Да, Заратустра дожил до старости, но мог бы жить и дольше и многое еще успеть сделать.

Жил на свете и человек, который всю свою долгую и нечестивую жизнь вынашивал планы уничтожения пророка. Его звали Брат-реш Тур.

Давным-давно, ровно семьдесят лет назад, он со злым умыслом посетил дом Порушаспы вместе со своим сообщником колдуном Дурасробом, так бесславно скончавшимся. Тогда он не смог убить безвестного мальчика, теперь он, сам дряхлый старик, мечтал убить прославленного старика.

Как он отыскал Заратустру?

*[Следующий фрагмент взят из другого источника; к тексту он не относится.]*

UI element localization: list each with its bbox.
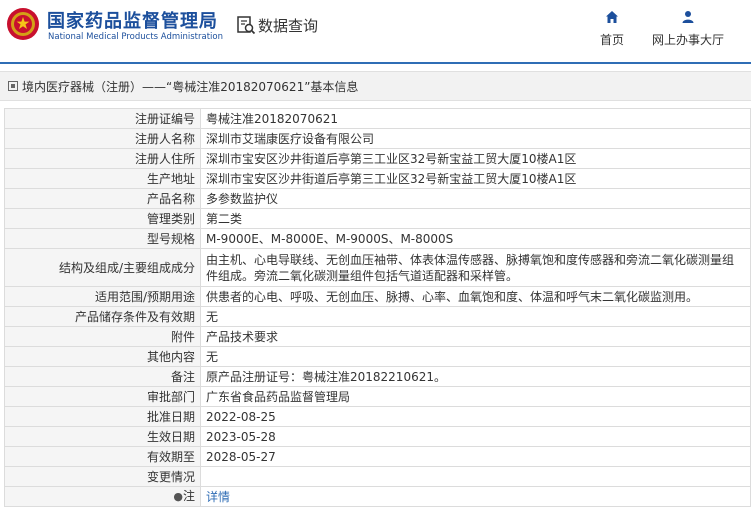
field-label: 生产地址 — [4, 168, 201, 189]
field-label: 适用范围/预期用途 — [4, 286, 201, 307]
table-row: 批准日期 2022-08-25 — [4, 406, 751, 427]
table-row: 备注 原产品注册证号：粤械注准20182210621。 — [4, 366, 751, 387]
note-value-cell: 详情 — [200, 486, 751, 507]
table-row: 型号规格 M-9000E、M-8000E、M-9000S、M-8000S — [4, 228, 751, 249]
document-search-icon — [237, 16, 256, 35]
data-query-link[interactable]: 数据查询 — [236, 14, 318, 36]
field-value: 2022-08-25 — [200, 406, 751, 427]
field-value: 广东省食品药品监督管理局 — [200, 386, 751, 407]
field-label: 变更情况 — [4, 466, 201, 487]
note-label-cell: ●注 — [4, 486, 201, 507]
field-label: 产品名称 — [4, 188, 201, 209]
field-value: 深圳市宝安区沙井街道后亭第三工业区32号新宝益工贸大厦10楼A1区 — [200, 168, 751, 189]
site-header: 国家药品监督管理局 National Medical Products Admi… — [0, 0, 751, 58]
nav-home-label: 首页 — [599, 33, 624, 47]
table-row: 产品名称 多参数监护仪 — [4, 188, 751, 209]
site-subtitle: National Medical Products Administration — [48, 32, 223, 42]
table-row: 附件 产品技术要求 — [4, 326, 751, 347]
field-label: 批准日期 — [4, 406, 201, 427]
field-value: 2023-05-28 — [200, 426, 751, 447]
breadcrumb-text: 境内医疗器械（注册）——“粤械注准20182070621”基本信息 — [22, 79, 359, 94]
note-label: 注 — [182, 489, 195, 503]
table-row: 注册证编号 粤械注准20182070621 — [4, 108, 751, 129]
table-row: 管理类别 第二类 — [4, 208, 751, 229]
field-value: 深圳市宝安区沙井街道后亭第三工业区32号新宝益工贸大厦10楼A1区 — [200, 148, 751, 169]
table-row: 产品储存条件及有效期无 — [4, 306, 751, 327]
home-icon — [606, 11, 618, 23]
field-value: 无 — [200, 306, 751, 327]
nav-home[interactable]: 首页 — [596, 10, 628, 48]
field-label: 审批部门 — [4, 386, 201, 407]
field-label: 注册证编号 — [4, 108, 201, 129]
table-row: 其他内容无 — [4, 346, 751, 367]
field-label: 管理类别 — [4, 208, 201, 229]
note-row: ●注 详情 — [4, 486, 751, 507]
data-query-label: 数据查询 — [258, 16, 319, 35]
table-row: 变更情况 — [4, 466, 751, 487]
field-value: 多参数监护仪 — [200, 188, 751, 209]
breadcrumb-marker-icon — [8, 81, 18, 91]
field-value: 由主机、心电导联线、无创血压袖带、体表体温传感器、脉搏氧饱和度传感器和旁流二氧化… — [200, 248, 751, 287]
field-value: M-9000E、M-8000E、M-9000S、M-8000S — [200, 228, 751, 249]
header-divider — [0, 62, 751, 64]
user-icon — [682, 11, 694, 23]
table-row: 审批部门 广东省食品药品监督管理局 — [4, 386, 751, 407]
table-row: 有效期至 2028-05-27 — [4, 446, 751, 467]
table-row: 适用范围/预期用途 供患者的心电、呼吸、无创血压、脉搏、心率、血氧饱和度、体温和呼… — [4, 286, 751, 307]
table-row: 生效日期 2023-05-28 — [4, 426, 751, 447]
site-title: 国家药品监督管理局 — [47, 11, 218, 32]
lightbulb-icon: ● — [173, 490, 183, 503]
device-info-table: 注册证编号 粤械注准20182070621 注册人名称 深圳市艾瑞康医疗设备有限公司注… — [4, 108, 751, 507]
details-link[interactable]: 详情 — [206, 490, 230, 504]
field-value: 2028-05-27 — [200, 446, 751, 467]
field-value: 原产品注册证号：粤械注准20182210621。 — [200, 366, 751, 387]
field-label: 注册人住所 — [4, 148, 201, 169]
field-value: 粤械注准20182070621 — [200, 108, 751, 129]
table-row: 结构及组成/主要组成成分 由主机、心电导联线、无创血压袖带、体表体温传感器、脉搏氧… — [4, 248, 751, 287]
table-row: 生产地址 深圳市宝安区沙井街道后亭第三工业区32号新宝益工贸大厦10楼A1区 — [4, 168, 751, 189]
field-label: 注册人名称 — [4, 128, 201, 149]
field-label: 备注 — [4, 366, 201, 387]
field-label: 生效日期 — [4, 426, 201, 447]
field-label: 产品储存条件及有效期 — [4, 306, 201, 327]
field-label: 有效期至 — [4, 446, 201, 467]
nav-online-hall[interactable]: 网上办事大厅 — [650, 10, 726, 48]
breadcrumb: 境内医疗器械（注册）——“粤械注准20182070621”基本信息 — [0, 71, 751, 101]
national-emblem-logo — [7, 8, 39, 40]
table-row: 注册人名称 深圳市艾瑞康医疗设备有限公司 — [4, 128, 751, 149]
field-value — [200, 466, 751, 487]
field-label: 其他内容 — [4, 346, 201, 367]
field-value: 供患者的心电、呼吸、无创血压、脉搏、心率、血氧饱和度、体温和呼气末二氧化碳监测用… — [200, 286, 751, 307]
nav-online-hall-label: 网上办事大厅 — [651, 33, 724, 47]
field-value: 深圳市艾瑞康医疗设备有限公司 — [200, 128, 751, 149]
field-value: 无 — [200, 346, 751, 367]
field-label: 型号规格 — [4, 228, 201, 249]
table-row: 注册人住所 深圳市宝安区沙井街道后亭第三工业区32号新宝益工贸大厦10楼A1区 — [4, 148, 751, 169]
field-label: 附件 — [4, 326, 201, 347]
field-value: 第二类 — [200, 208, 751, 229]
field-label: 结构及组成/主要组成成分 — [4, 248, 201, 287]
field-value: 产品技术要求 — [200, 326, 751, 347]
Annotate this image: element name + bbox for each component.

Следовал за ним в течение долгих лет? Или до него лишь теперь докатилась слава основателя новой религии? Скорее второе…

Как бы то ни было, он оказался в Дрангиане и по-воровски пробрался в дом Заратустры.

Он застал пророка молящимся.

Трусливый Брат-реш Тур не осмелился поглядеть своей жертве в лицо. Он занес остро наточенный меч и вонзил его Заратустре в спину…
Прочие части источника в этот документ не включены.